# where can i find a rimless 20G long tank? i wanna try a planted setup



## Mferko (Jun 8, 2010)

i wanna try my hand at a 20G long planted, my wife and i inherited a new piece of furniture that will work perfectly for the stand.
anyone know where i can get a really nice looking rimless 20G long tank? possibly even one with rounded corners to see through?
also wondering what would be a good lighting fixture/canopy to get

looking to spend ~400 or less on the entire setup tank/filter/plants/substrate and some cherry red shrimps

also wondering the best filter type for planted tanks, im new to this area.
thanks


----------



## clintgv (May 6, 2010)

Hey. I think I saw a 20 long at Rogers awhile back and also saw it at Fish World Langley.

Good luck


----------



## Nicklfire (Apr 21, 2010)

what type of lighting are you doing? low, med, high.. if you want to keep under 400, then i'd go with lowish.. maybe 1.5-2 wpg... then focus on low-med light plants.. then you can use excel or metricide if needed


----------



## Mferko (Jun 8, 2010)

im looking at the fluval flora and it looks cool i just wish it was bigger, i like the round edges tho


----------



## Mferko (Jun 8, 2010)

Nicklfire said:


> what type of lighting are you doing? low, med, high.. if you want to keep under 400, then i'd go with lowish.. maybe 1.5-2 wpg... then focus on low-med light plants.. then you can use excel or metricide if needed


i dont really know tbh, i was thinking of looking at that aquagrow LED lighting JL had? id like a carpet of HC cuz i hear shrimps really like that, is there anything else that carpets that shrimp would like that is easier for a beginner? basically i just want a really nice 20g long planted tank with crystal shrimps and a few l144's

would it be worth getting it from glasscages.com made from starphire glass?

i alrdy have a 500ml container of excel so i dont need CO2 or anything

i wouldnt even mind doing a diy lighting and wall mounting it above the tank, whatever will work/look good without breaking the bank


----------



## 2wheelsx2 (Apr 21, 2010)

Mferko said:


> i dont really know tbh, i was thinking of looking at that aquagrow LED lighting JL had? id like a carpet of HC cuz i hear shrimps really like that, is there anything else that carpets that shrimp would like that is easier for a beginner? basically i just want a really nice 20g long planted tank with crystal shrimps and a few l144's
> 
> would it be worth getting it from glasscages.com made from starphire glass?

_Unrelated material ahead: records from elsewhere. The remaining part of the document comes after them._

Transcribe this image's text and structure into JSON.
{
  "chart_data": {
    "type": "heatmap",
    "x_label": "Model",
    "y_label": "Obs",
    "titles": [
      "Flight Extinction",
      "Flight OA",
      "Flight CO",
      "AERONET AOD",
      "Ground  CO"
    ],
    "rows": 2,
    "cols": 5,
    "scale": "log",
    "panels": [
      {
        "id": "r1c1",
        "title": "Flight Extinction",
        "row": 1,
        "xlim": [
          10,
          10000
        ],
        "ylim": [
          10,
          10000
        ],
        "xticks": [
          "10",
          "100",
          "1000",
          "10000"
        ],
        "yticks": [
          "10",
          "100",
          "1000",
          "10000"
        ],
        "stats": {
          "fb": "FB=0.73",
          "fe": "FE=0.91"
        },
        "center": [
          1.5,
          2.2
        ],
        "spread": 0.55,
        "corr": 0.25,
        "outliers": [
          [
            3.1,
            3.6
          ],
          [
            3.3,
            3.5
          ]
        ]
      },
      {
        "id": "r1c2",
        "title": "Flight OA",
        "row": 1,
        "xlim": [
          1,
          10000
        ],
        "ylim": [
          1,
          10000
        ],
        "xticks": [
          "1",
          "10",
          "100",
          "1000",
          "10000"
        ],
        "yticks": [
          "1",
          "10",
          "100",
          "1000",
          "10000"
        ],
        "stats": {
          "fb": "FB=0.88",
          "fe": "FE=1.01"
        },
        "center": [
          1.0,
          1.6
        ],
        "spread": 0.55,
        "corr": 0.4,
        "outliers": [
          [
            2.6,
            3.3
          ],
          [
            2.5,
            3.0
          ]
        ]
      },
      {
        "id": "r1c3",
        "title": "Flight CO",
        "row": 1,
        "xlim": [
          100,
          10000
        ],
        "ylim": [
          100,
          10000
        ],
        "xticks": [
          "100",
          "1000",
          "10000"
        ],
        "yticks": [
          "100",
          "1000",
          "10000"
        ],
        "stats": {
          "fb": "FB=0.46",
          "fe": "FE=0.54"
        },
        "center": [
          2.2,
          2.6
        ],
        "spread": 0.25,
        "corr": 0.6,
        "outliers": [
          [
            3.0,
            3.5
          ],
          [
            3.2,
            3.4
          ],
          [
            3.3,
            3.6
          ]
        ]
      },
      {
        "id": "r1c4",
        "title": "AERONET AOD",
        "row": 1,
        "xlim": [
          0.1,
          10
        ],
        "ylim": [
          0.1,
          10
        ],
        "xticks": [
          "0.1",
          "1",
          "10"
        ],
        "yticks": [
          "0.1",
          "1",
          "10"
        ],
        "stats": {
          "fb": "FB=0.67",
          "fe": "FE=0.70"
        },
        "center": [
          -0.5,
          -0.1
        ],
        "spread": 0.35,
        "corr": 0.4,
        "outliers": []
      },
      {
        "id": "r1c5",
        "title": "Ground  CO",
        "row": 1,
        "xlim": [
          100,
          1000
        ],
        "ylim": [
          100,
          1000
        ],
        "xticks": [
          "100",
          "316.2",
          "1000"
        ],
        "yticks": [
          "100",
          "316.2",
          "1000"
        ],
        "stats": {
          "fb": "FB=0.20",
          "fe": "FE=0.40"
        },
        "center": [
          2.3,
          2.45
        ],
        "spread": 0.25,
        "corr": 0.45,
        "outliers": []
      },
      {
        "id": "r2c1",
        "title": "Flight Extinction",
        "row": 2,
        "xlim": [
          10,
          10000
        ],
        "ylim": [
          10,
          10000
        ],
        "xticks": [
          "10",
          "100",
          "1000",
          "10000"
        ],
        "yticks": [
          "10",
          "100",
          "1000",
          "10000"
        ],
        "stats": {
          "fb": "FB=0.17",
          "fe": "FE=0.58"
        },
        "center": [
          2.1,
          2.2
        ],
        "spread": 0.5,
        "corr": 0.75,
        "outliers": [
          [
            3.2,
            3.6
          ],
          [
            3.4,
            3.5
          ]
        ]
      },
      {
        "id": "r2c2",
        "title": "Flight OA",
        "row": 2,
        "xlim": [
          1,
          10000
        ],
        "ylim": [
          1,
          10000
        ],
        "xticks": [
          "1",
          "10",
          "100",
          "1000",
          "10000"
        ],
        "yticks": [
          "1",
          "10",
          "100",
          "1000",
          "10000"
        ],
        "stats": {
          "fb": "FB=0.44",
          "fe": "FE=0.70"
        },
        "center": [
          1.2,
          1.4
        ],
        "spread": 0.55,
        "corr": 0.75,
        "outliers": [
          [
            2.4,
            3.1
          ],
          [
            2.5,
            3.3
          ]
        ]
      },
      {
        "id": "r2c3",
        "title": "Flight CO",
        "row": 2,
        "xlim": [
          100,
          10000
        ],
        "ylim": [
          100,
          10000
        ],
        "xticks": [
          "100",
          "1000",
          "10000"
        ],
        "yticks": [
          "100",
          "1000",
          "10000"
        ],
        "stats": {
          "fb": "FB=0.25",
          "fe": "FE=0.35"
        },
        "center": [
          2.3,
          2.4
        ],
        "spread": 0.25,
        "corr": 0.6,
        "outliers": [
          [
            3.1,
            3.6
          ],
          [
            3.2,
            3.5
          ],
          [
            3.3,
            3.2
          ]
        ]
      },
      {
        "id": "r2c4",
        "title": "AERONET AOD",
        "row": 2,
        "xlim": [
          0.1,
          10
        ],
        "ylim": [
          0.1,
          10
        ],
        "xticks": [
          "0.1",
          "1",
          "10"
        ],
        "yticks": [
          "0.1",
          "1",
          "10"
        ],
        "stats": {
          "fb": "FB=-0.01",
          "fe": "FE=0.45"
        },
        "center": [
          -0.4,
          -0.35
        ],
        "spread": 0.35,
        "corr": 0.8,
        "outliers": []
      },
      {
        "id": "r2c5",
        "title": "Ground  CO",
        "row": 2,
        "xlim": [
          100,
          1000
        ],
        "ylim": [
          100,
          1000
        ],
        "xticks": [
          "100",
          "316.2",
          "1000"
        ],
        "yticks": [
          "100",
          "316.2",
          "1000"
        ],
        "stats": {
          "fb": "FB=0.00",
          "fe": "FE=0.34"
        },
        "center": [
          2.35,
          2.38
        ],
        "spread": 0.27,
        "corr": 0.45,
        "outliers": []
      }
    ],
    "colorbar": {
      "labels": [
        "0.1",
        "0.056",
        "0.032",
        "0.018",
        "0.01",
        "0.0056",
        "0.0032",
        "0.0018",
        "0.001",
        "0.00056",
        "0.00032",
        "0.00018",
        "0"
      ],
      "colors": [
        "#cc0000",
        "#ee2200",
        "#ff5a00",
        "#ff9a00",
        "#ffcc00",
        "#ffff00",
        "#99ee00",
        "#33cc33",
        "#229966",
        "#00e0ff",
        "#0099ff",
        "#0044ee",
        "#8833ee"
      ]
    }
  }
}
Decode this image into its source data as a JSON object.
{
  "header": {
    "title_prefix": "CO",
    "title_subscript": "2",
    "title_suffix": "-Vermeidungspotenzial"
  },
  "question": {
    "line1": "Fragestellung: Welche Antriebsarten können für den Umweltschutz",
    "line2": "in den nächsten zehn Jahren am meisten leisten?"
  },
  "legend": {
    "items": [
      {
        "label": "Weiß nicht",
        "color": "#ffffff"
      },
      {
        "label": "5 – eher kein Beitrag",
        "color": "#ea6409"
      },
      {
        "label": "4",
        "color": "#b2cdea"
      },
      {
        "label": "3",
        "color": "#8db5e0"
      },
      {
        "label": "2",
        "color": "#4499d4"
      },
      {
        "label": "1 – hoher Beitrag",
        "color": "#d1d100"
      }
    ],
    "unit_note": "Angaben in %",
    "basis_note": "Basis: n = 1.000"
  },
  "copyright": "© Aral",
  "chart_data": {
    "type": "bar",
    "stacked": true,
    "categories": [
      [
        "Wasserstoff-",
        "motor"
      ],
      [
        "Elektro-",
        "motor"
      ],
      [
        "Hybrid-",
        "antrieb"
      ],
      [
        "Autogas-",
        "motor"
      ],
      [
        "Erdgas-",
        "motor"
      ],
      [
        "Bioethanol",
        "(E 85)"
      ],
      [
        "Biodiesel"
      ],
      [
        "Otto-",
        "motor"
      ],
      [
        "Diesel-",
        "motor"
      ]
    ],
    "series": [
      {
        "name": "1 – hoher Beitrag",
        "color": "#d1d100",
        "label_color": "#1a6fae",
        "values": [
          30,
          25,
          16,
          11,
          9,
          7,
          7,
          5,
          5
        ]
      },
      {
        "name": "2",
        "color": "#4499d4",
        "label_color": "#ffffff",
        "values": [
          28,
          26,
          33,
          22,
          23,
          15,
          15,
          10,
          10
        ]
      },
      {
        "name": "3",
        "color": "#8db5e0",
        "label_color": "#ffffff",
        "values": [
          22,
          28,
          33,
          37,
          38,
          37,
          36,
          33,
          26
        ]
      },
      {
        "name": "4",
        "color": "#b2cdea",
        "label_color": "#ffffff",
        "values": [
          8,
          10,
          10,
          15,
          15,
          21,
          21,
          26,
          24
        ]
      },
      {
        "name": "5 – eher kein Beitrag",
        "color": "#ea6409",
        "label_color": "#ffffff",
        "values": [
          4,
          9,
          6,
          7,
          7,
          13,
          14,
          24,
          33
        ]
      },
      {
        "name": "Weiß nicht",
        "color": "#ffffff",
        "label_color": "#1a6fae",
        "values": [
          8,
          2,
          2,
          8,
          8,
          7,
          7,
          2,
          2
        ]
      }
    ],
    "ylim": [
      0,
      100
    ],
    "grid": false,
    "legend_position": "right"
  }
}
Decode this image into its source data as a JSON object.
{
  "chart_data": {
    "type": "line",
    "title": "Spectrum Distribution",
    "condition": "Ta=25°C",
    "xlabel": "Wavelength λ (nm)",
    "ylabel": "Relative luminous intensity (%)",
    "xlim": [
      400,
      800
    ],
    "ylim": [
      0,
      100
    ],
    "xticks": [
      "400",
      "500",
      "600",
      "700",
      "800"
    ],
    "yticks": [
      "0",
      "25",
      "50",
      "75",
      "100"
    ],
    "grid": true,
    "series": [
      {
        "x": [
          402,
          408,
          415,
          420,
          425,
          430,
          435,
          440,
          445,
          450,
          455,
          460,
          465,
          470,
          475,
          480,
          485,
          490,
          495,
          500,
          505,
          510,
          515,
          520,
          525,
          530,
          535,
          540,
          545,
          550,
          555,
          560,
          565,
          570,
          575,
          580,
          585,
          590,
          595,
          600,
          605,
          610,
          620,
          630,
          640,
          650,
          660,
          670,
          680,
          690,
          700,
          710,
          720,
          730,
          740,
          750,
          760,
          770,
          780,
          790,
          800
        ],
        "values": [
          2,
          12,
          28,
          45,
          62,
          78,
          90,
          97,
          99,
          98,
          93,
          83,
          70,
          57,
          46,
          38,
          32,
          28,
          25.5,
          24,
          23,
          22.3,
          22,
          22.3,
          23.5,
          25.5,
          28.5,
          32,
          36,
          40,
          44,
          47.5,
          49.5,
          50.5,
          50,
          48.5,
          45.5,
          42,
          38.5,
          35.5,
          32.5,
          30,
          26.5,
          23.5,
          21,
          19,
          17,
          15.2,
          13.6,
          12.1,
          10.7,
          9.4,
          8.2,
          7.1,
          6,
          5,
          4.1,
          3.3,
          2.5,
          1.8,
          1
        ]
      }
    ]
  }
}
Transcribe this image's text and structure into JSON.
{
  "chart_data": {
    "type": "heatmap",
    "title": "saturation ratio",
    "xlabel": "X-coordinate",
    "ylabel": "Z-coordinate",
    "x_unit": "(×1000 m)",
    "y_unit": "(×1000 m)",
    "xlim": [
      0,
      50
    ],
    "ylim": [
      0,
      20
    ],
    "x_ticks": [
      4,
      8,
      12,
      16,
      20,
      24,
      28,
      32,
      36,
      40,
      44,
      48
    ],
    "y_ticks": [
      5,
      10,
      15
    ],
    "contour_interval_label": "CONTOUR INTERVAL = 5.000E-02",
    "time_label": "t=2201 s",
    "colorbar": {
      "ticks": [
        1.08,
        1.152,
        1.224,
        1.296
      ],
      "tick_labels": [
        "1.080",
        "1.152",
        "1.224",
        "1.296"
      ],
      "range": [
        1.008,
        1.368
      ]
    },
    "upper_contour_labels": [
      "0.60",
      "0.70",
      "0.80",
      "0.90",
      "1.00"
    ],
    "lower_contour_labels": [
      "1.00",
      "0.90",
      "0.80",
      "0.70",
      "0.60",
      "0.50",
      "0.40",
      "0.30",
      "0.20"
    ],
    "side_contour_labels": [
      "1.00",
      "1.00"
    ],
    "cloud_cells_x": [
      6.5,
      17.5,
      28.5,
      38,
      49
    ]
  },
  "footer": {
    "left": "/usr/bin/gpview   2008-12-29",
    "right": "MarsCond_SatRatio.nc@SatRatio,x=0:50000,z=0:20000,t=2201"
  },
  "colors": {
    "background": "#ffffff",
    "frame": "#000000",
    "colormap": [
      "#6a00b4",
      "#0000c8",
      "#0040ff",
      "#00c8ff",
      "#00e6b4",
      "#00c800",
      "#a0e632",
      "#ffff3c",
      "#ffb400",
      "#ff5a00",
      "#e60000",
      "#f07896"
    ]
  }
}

Umm...you did look at the pricing at J&L for the AquaRay LED's right? That blows your budget pretty quickly as a single is like $120. A pane of Starphire in a glasscages tank will blow your budget also, once you include shipping. If you're going to do that sort of thing, call up J&L or Ocean Aquatics for a local quote. I got my custom 100 gallon square tank from J&L.


----------



## Mferko (Jun 8, 2010)

alrighty, il do a trip to JL, il prolly hold off till boxing day to buy the stuffs tho


----------



## Mferko (Jun 8, 2010)

how tall is too tall for a planted tank btw? is 20 inches tall ok without having to get crazy on the lighting?

also, this is the lighting i was considering on a 20" wide 20" tall munster rimless 20G tank
http://www.jlaquatics.com/product/l...LED+Light+Strip+(1-12W+Natural+Daylight).html
and tank: http://www.bcaquaria.com/forum/munster-tanks-44/rimless-mini-munster-tanks-available-stock-556/


----------



## Morainy (Apr 21, 2010)

I have 2 rimless Munster tanks and they are gorgeous.


----------